Джейн позвонила в Дартингтон выяснить, когда следует привезти Пола; тем временем я отыскал для него старую карту угодий с указанием межевых изгородей. Потом достал подарки, привезённые для Фиби и Бена из Америки, — бутылку бурбона для Бена, поскольку знал, что — в отношении виски — его уважение к деньгам пересиливало любовь к спиртному, и якобы индейские, в стиле навахо, салфетки под тарелки для Фиби: я купил их, проезжая через Нью-Йорк; подозреваю, что родом они именно оттуда… но ей нравились яркие и более или менее экзотические вещицы. Что касается домашнего убранства, хорошим вкусом Фиби не отличалась: даже Бен не переставал ворчать из-за безделушек, которыми она загромождала их жилище. Ни одна их поездка за покупками не обходилась без того, чтобы у них дома не появился очередной кошмар из предназначенного для туристов фарфора.
Мы поужинали; Фиби на этот раз была не на высоте, однако Джейн и Пол вежливо всё хвалили. Пол должен был вернуться в школу к десяти утра, но ему совершенно необходимо было перед отъездом пойти осмотреть поля. Мы договорились обязательно это сделать. Вёл он себя заметно лучше, возможно потому, что удачно провёл день, но ещё, разумеется, и потому, что Джейн явно приняла близко к сердцу наш разговор о материнской суетливости. Она гораздо меньше подсказывала, а он гораздо больше говорил сам. Я рассказывал им о прежних днях, о том, как подростком работал в Торнкуме; о том, каково это — быть сыном приходского священника, об устаревшем укладе общественной жизни, и замечал, как Джейн порой исподтишка поглядывает на сына, словно пытаясь определить, что же он думает о своём блудном дядюшке, вернувшемся в лоно семьи.

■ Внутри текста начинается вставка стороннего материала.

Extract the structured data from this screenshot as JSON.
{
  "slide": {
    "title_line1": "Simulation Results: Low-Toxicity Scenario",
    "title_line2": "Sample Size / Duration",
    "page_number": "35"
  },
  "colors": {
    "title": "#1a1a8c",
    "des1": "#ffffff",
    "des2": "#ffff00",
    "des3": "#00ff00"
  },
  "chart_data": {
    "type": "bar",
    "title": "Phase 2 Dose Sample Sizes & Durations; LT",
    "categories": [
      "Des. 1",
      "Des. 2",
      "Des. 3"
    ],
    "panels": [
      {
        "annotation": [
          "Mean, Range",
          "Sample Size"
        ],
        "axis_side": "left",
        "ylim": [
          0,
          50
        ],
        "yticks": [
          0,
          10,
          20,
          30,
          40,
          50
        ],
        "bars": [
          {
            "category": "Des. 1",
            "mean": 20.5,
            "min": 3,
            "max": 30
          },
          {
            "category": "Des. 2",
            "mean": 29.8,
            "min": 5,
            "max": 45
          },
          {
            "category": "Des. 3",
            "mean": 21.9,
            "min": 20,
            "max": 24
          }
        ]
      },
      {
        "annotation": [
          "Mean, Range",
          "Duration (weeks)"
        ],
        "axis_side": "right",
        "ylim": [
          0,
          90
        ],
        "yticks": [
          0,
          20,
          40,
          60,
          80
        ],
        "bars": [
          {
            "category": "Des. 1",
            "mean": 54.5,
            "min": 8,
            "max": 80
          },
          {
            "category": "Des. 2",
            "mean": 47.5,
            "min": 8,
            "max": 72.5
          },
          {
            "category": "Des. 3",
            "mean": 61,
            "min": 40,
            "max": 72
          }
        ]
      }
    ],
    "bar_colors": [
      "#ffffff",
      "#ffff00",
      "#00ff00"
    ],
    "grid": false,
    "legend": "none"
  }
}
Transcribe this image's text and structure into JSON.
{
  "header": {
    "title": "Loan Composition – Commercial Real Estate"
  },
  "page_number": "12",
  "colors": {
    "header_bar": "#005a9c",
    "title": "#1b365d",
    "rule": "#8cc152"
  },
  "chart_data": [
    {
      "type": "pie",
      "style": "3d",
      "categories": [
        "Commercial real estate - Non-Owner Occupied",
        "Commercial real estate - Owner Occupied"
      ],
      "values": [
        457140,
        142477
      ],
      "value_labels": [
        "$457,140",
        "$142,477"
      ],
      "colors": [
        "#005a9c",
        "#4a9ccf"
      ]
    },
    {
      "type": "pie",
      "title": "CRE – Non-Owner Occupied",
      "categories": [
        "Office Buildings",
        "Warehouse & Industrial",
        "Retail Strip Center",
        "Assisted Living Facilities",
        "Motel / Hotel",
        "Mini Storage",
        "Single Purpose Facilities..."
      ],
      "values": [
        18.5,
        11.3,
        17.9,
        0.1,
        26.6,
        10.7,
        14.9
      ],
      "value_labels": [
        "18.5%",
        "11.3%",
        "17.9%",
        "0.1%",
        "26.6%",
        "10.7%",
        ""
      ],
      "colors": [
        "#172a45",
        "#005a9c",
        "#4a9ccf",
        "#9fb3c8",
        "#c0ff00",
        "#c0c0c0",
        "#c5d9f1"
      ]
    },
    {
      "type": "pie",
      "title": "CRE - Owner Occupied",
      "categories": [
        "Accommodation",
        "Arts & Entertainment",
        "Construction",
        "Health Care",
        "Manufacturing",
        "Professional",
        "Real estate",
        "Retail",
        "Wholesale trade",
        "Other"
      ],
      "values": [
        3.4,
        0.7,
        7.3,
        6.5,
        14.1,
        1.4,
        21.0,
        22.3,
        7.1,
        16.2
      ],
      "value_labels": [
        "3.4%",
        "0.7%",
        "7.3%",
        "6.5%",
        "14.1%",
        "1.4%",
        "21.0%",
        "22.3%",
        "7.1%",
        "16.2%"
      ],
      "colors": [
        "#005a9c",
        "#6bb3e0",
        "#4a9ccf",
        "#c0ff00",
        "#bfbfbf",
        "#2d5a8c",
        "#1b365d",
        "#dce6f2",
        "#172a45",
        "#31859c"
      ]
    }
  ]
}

Она отправила Пола спать в половине десятого, и мы устроились у камина — выпить кофе. Кто-то из тех, кто жил здесь после Ридов, заложил их широкий старый очаг с хлебным подом, но мне удалось снова обнажить деревенские изразцы его устья и необработанный камень внутренней кладки. Я сидел в качалке, сбоку от камина, а Джейн, в тех же брюках и тёмно-синем свитере, в которых приехала, устроилась на диване перед огнём. Когда по приезде она спросила меня, следует ли переодеться к ужину, я только рассмеялся. Теперь ей хотелось поделиться впечатлениями.
— Мне кажется, ты одержал победу.
— Я дам ему свой здешний номер телефона. Мы же совсем рядом.
— На твоём месте я бы поостереглась. Вдруг пристанет как банный лист.
— Я предупрежу его, что буду очень занят. Несколько недель, по крайней мере, — сказал я. — А тебе следует приехать и побыть здесь подольше, Джейн. Я серьёзно. И познакомь меня с твоим другом.
С минуту она молча смотрела в огонь, потом с грустной иронией улыбнулась:
— С бывшим другом. — Она избегала встретиться со мной глазами. — Боюсь, что так, Дэн.
— Но я думал… ты же сказала, он тебе написал.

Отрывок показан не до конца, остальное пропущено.